Je hochai la tête et retournai dans la chambre afin de sortir par la fenêtre. Papyrus me retient quelques secondes et me dit :
- Promets-moi de faire attention, d'accord?
Sans se retourna également afin d'écouter la réponse. Je m'approchai des deux squelettes et leur fit rapidement un dernier câlin et dis :
- Vous faites attention.
Sur ce, je partis, j'ouvris la fenêtre et un vent glacial s'engouffra dans la chambre. Je fis traverser ma jambe de l'autre coté et l'accota contre la gouttière. J'entendis la porte d'entrée grincer et s'ouvrir. Je fis traverser le reste de mon corps et m'agrippai au rebord de la fenêtre. Je refermai délicatement la fenêtre et entama la descente de la gouttière. Évidemment, je finis par mettre mon pied sur une plaque de glace et je tombai dans la neige froide. Je me relevai aussitôt, plus par réflexe qu'autre chose, et je m'empressai d'enlever la neige qui me congelait la peau. Je me mis à marcher et, alors que la neige montait jusqu'à mes tibias, je me félicitai d'avoir enfilé des pantalons longs. Je marchai et je m'avançai difficilement dans la forêt tout en faisant attention à rester hors de vue, mais suffisamment près de la lisière afin de ne pas me perdre. Bien vite, je dus toutefois me résoudre à passer sur un chemin qui me bloquait la route jusqu'à la rivière. Je passa très rapidement et arriva près de l'eau, je poussai l'embarcation que j'utilisais d'ordinaire pour me rendre à l'école, mais juste avant que je puisse embarquer j'entendis une voix familière derrière moi.
- C'est vrai?
Je me retournai et j'aperçus Undyne qui me regardait, elle portait son armure et semblait hésitante, ses yeux jaunes me fixaient intensément.
- Est-ce que tu as vraiment tué Herman?
- Undyne…
- Est-ce que tu l'as tuée?
Je me mordis le bas des lèvres et répondis rongé par la culpabilité :
- Je ne l'ai pas tuée, mais… je… j'aurais dû… si j'avais agi autrement elle… elle serait toujours là. Et... et c'est... c'est ma faute. je... je suis tellement... tellement…
Ma voix se cassa. Undyne ne réagit pas tout de suite. Elle sembla hésiter, un long moment, et puis elle souffla.
- Part.
Des larmes recommencèrent à couler sur mes joues.

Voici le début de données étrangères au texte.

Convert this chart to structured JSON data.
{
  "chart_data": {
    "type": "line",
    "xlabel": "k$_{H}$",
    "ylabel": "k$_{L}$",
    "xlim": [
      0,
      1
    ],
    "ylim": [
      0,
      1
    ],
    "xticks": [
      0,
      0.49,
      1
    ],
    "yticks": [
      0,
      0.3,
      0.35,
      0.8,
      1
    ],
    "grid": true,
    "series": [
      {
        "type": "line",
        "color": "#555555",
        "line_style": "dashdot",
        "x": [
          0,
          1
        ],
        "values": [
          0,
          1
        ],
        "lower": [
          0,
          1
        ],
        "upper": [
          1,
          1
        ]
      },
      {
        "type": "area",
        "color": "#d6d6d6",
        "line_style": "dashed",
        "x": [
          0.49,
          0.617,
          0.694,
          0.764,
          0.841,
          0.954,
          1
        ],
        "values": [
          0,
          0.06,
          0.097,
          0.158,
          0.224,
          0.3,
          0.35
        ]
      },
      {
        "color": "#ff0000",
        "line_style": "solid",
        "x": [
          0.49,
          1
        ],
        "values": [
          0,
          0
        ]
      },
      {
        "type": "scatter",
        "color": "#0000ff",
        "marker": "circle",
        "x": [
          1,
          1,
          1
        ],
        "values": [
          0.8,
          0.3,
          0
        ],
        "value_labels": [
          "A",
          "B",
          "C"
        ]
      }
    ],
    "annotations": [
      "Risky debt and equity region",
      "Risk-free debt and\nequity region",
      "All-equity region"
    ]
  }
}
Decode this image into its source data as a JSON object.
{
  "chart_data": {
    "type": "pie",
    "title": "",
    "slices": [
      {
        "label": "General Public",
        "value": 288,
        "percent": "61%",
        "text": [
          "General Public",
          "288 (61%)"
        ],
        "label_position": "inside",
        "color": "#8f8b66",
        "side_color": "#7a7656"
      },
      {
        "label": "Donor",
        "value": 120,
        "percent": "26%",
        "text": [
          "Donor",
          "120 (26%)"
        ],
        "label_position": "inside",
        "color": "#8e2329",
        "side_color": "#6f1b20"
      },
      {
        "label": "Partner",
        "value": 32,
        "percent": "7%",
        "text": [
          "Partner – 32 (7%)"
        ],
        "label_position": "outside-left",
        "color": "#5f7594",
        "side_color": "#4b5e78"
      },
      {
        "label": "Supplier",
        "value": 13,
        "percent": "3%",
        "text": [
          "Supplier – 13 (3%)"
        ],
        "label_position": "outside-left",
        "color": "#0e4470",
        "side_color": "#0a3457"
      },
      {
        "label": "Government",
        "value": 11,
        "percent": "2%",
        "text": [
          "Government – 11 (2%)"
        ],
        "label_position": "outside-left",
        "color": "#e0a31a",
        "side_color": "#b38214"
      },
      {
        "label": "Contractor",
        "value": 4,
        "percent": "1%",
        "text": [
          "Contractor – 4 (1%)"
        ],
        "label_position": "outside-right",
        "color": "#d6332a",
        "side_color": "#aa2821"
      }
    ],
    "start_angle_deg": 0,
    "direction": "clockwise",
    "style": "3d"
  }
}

- Undyne, je… je… je suis désolé…
Undyne sembla vouloir rajouter quelque chose, mais des bruits de pas la firent se retourner. Derrière elle, l'escouade canine de la garde royale se rapprochait.
- Part!
Me répéta Undyne d'un ton sans réplique. Je sautai donc sur mon radeau et me donna un élan, derrière moi Undyne parlait avec les chiens. Je partis le long de la rivière, silencieuse écoutant les clapotis de l'eau frapper contre le bois. Le silence me sembla irréaliste et au fur et à mesure que le radeau glissait sur l'eau miroitante et s'enfonçait dans les ténèbres de Waterfall je sentis le désespoir m'inonder.
*PDV W.D GASTER*
Je posai mes schémas contre la table, et regardai les nombreux croquis sur lesquelles j'avais passé des heures à travailler. J'allais la ramener. J'allais la ramener. Je poussai avec rage tous les vieux plans concernant la barrière et sortis ceux sur les âmes. Je les étudiai minutieusement les un après les autres. Je devais continuer mes recherches sur les réinitialisations. J'allais la ramener, peut-importe le prix, peut importe la douleur, peut importe le destin. J'allais la sauver. Je travaillai et réfléchis pendant des heures et des heures. Sur le coin de mon bureau, la photo d'Herman me souriait. J'aurais dû me méfier. Tout était de sa faute, durant toutes ces années, Milly!… ARG! Je frappai du poing sur la table. Elle allait payer.
- Dr G-Gaster?
Je me retournai vers Alphys, qui se tenait dans le coin de la porte, une expression de doute sur son visage.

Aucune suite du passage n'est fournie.